Recap of the Process
Below is a flowchart that summarizes the data review process.
To see further explanation of the above flowchart, click the blue button below.
Start Daily Data Review: Begin your dedicated time for reviewing AI interactions.
Access User-Centric Data Viewer: Use the tool that mirrors the user experience to view AI interactions without technical distractions.
Select Interactions to Review: Choose a mix of interactions, focusing on failure modes and challenging scenarios.
View Interactions in User Interface: Examine the AI’s behavior as the user sees it, within the actual user interface.
Conduct Binary Evaluation: Determine if the AI solved the user’s problem (Yes/No).
Problem Solved?:
Yes: Note the success and consider what worked well.
No: Write a detailed critique as if coaching a new employee.
Cross-Reference with Metrics: Compare your evaluation with the team’s metrics for that interaction.
Metrics Align?:
Yes: Proceed to the next interaction.
No: Provide feedback to the team about discrepancies.
Identify Patterns and Insights: Look for recurring issues or successes to understand broader trends.
Share Findings with Team: Communicate your insights, fostering collaboration and continuous improvement.
End Daily Review: Conclude your session, confident that you’ve contributed valuable feedback.
Common Pitfalls to Avoid
Getting this process right takes time and practice.
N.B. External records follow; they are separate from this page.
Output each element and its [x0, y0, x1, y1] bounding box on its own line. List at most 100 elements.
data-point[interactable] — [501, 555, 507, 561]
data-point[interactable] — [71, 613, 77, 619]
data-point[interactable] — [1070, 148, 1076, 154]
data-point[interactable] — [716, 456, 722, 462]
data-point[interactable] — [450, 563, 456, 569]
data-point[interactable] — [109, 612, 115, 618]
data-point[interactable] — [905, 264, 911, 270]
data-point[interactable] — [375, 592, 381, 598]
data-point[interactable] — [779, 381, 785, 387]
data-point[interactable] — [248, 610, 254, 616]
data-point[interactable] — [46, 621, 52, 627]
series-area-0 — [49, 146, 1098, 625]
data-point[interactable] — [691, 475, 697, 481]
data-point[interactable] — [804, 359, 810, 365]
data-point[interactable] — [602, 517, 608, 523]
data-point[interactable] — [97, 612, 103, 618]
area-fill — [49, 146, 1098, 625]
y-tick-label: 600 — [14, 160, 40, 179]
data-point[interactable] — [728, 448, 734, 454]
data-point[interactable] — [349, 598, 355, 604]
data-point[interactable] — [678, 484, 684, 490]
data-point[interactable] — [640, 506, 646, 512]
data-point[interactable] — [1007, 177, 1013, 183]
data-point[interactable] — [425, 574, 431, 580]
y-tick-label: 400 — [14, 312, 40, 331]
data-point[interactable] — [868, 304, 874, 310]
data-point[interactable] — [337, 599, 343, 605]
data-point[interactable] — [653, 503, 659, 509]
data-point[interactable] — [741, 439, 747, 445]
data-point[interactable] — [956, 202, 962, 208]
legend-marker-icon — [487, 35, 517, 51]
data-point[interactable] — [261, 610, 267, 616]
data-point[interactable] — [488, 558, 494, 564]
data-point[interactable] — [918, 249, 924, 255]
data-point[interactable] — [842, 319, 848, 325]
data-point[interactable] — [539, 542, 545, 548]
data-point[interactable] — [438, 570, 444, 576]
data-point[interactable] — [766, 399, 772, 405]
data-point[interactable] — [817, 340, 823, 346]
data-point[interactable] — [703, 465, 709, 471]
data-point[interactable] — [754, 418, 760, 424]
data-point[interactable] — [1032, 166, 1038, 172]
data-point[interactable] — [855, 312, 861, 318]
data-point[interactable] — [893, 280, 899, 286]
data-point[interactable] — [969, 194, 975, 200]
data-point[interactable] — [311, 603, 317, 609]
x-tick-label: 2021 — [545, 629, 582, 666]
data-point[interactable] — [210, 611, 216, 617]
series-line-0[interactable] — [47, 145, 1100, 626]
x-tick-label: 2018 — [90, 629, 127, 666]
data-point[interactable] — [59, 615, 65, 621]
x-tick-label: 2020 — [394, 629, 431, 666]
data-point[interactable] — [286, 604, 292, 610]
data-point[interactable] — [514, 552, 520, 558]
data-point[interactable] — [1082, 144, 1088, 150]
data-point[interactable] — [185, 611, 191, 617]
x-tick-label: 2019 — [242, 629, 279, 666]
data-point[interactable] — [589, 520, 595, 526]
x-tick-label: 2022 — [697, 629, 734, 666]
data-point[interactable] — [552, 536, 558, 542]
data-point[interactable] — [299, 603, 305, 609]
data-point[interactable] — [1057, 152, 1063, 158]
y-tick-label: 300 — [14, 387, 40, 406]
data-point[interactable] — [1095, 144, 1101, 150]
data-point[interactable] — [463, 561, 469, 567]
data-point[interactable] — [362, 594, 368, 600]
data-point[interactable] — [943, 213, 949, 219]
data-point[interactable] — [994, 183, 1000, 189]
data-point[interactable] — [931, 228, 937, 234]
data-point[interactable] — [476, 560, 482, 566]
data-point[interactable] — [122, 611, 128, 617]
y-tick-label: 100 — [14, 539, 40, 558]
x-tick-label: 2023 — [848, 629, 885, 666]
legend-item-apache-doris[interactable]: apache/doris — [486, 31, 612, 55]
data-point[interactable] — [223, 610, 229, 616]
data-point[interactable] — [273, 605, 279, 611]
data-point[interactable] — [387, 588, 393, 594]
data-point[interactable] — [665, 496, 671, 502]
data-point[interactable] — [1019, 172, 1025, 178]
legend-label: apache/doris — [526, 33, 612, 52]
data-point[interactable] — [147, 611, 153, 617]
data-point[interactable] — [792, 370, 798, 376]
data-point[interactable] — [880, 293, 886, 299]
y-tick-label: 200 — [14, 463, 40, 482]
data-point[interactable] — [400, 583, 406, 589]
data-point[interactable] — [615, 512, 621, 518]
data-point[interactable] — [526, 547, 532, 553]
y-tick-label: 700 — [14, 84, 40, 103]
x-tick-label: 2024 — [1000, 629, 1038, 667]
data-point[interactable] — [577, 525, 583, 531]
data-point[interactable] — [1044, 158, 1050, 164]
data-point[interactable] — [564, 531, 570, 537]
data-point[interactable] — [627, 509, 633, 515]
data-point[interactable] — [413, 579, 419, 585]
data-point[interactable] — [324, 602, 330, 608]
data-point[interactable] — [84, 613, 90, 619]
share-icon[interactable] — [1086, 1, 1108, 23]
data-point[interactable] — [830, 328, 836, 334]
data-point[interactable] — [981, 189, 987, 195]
Here are some common pitfalls to avoid:
Pitfall | Issue | Solution |
---|---|---|
1. Relying Solely on Technical Tools | Observability platforms and technical logs are designed for engineers and can be overwhelming. | Use a user-centric data viewer that presents interactions as customers experience them. |
2. Avoiding Data Review Due to Friction | Complexity and technical barriers can discourage regular data review. | Simplify the process with easy-to-access tools and a streamlined workflow. |
3. Trying to Outsource Data Review | Delegating this task entirely to others or relying on AI to review AI can miss critical insights. | Personally engage in data review to leverage your unique perspective. |
4. Overcomplicating Evaluations | Using complex scoring systems can create inconsistency and confusion. | Stick to a simple Yes or No evaluation to maintain clarity. |
5. Ignoring Failure Modes | Focusing only on successes doesn’t address areas needing improvement. | Prioritize reviewing and critiquing interactions where the AI failed to meet expectations. |
6. Not Providing Specific Feedback | Vague critiques are less actionable and don’t guide improvement. | Offer detailed, specific feedback as you would to a human employee. |
Best Practices for Effective Data Review
In addition to common pitfalls, here are some best practices to follow:
- Stay User-Focused: Always consider interactions from the user’s perspective.
- Be Consistent: Regular reviews yield better insights over time.
- Collaborate with Your Team: Use your findings to guide team efforts and improvements.
Conclusion
Embracing a hands-on approach to AI data review empowers you to:
- Align AI Performance with Business Goals: Ensure your AI systems are meeting the needs of your customers and representing your brand effectively.
- Enhance AI Capabilities: Your feedback directly contributes to improving the AI, much like mentoring a high-potential employee.
- Lead by Example: Foster a culture of continuous improvement within your team.
- Inform Strategy: Use data review insights to shape AI strategy and priorities.
By integrating this data review process into your routine, you’re not just overseeing an AI system—you’re actively shaping a powerful tool that can significantly enhance your organization’s performance. Your hands-on involvement ensures that the AI aligns with your vision and delivers genuine value to your customers.
Remember, your AI is like a super-employee capable of exponential impact. Investing time in its development and alignment is not just beneficial—it’s essential.